Gene Model Summary takes position-level intensity data (for example, output from the SAM Input Engine) and summarizes it into exon and intron bins as defined by an isoform definition file in UCSC format. The mean of all intensities within a bin is computed as the output value for that bin.

Note: This process is considered experimental.

What do I need?

To run this process, the following input is required:

•

An Input SAS Data Set in tall format, which contains chromosome, position, and summarization variables.

•

A Gene Model Text File. This is a text annotation file that defines a gene model that can be used for read summarization by exon and intron bins. It must be in the same format as the gene model files available from the Table Browser of the UCSC Genome Browser web page.

An Annotation SAS Data Set, although not required, can be supplied. This data set provides annotation information, such as gene names, function, physical location, and association, for each of the markers used in the analysis. This data set must have a variable named Probe_Set_ID that is used to correctly order the SNPs in the output data set. For more information, see Annotation Data Set.

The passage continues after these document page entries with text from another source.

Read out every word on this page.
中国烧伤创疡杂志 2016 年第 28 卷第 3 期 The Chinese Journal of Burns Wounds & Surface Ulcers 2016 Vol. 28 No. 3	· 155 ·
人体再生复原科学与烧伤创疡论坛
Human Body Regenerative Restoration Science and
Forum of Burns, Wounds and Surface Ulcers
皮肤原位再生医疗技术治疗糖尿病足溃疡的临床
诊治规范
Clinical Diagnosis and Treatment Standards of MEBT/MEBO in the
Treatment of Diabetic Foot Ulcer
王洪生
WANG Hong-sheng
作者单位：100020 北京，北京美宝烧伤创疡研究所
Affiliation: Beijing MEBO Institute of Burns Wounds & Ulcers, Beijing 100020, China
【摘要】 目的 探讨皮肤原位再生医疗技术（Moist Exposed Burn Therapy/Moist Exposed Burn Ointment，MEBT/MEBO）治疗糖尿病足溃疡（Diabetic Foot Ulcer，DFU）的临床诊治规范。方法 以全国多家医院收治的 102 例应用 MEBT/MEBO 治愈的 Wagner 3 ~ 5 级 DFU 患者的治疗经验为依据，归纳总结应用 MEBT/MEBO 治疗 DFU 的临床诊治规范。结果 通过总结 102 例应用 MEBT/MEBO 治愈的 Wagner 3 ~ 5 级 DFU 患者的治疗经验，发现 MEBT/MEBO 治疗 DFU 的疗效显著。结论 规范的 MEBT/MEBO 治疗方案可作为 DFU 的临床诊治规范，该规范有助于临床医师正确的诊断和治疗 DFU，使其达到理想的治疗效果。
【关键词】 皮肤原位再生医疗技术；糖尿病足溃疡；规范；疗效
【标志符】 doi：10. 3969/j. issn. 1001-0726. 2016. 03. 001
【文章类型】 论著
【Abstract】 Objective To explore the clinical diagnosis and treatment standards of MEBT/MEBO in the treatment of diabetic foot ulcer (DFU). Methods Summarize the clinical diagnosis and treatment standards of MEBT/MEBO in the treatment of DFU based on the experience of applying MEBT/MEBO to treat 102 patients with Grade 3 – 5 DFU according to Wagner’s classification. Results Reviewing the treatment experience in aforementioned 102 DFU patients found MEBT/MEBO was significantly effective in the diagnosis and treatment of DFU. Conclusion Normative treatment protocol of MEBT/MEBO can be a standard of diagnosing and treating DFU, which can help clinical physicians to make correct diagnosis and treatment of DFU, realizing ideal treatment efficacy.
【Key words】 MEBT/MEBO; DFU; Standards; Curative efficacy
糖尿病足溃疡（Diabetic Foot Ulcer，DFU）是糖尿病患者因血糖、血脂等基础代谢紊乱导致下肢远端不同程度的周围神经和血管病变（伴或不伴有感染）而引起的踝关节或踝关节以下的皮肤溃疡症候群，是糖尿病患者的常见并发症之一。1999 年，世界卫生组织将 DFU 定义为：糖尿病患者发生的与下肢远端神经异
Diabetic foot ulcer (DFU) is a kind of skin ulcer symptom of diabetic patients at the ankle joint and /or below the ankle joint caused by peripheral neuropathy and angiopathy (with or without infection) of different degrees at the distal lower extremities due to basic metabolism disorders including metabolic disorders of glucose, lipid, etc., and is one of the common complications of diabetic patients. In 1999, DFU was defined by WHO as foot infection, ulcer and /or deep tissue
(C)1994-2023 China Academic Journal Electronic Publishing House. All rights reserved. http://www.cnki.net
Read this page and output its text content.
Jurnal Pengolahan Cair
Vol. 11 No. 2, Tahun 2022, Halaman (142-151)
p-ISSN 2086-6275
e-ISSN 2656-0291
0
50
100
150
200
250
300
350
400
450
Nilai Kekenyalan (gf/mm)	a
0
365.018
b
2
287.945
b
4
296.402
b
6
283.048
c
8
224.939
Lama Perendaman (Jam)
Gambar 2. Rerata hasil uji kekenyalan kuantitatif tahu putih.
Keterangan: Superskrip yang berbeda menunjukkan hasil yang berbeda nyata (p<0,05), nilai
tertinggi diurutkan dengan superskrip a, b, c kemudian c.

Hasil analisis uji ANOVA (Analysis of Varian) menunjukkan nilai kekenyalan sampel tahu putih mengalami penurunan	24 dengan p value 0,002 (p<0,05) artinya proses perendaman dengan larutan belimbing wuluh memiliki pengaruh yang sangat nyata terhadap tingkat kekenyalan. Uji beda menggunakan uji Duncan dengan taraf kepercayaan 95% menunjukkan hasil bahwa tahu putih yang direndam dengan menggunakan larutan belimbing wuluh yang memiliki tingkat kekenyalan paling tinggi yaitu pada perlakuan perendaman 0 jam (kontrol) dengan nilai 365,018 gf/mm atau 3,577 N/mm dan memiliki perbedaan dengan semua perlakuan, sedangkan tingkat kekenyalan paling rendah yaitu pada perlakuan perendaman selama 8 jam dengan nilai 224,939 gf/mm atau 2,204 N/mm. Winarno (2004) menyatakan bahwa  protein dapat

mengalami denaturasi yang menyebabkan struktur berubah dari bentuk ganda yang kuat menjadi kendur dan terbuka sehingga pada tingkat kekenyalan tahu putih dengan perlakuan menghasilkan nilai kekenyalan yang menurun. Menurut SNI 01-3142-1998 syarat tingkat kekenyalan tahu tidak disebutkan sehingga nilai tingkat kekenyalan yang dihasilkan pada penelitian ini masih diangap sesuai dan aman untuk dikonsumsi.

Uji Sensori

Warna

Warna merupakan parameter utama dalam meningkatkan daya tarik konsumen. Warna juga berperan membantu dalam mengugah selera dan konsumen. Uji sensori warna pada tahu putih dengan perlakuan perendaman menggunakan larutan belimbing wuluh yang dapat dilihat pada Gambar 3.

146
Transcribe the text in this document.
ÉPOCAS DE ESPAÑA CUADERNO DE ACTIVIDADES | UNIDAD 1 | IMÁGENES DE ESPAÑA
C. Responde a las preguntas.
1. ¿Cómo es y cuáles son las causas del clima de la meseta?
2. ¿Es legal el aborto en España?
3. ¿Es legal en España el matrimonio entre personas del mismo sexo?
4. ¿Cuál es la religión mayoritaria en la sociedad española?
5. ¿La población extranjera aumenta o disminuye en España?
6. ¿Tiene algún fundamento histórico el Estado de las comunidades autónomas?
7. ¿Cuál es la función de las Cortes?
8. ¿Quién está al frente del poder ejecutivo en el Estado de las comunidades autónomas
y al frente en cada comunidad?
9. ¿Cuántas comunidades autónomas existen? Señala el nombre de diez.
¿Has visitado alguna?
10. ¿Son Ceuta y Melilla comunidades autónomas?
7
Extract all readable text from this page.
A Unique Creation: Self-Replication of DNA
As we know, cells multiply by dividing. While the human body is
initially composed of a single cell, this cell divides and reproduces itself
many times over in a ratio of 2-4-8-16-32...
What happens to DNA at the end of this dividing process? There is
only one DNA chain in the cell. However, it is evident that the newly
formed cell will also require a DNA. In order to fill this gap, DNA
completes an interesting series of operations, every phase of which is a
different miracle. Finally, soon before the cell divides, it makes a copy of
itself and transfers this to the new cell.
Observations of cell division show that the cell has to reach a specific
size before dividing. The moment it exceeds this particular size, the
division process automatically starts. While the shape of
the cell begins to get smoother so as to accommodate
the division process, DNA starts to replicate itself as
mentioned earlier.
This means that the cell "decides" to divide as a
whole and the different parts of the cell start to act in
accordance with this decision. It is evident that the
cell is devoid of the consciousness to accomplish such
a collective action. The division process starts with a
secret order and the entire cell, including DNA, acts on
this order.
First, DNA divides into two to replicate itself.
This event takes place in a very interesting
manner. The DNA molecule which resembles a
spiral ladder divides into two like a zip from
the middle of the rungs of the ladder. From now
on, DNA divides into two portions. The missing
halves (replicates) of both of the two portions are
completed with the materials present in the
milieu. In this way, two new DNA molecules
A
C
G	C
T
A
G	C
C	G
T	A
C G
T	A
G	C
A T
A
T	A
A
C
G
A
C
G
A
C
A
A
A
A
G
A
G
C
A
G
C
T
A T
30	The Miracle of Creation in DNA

The edf_gse18905_2mus_chry_data.sas7bdat file, located in the \Sample Data\Next-Gen\SAM\GSE18905 directory, serves as an example Input SAS Data Set, and is shown below.

The mm9_knownGene_chrY.txt file, located in the \Sample Data\UCSC\Gene directory, serves as an example Gene Model Text File.

For detailed information about the files and data sets used or created by JMP Genomics software, see Files and Data Sets.

Output/Results

The output data sets generated by this process are listed in a Results window. Refer to the Gene Model Summary output documentation for detailed descriptions.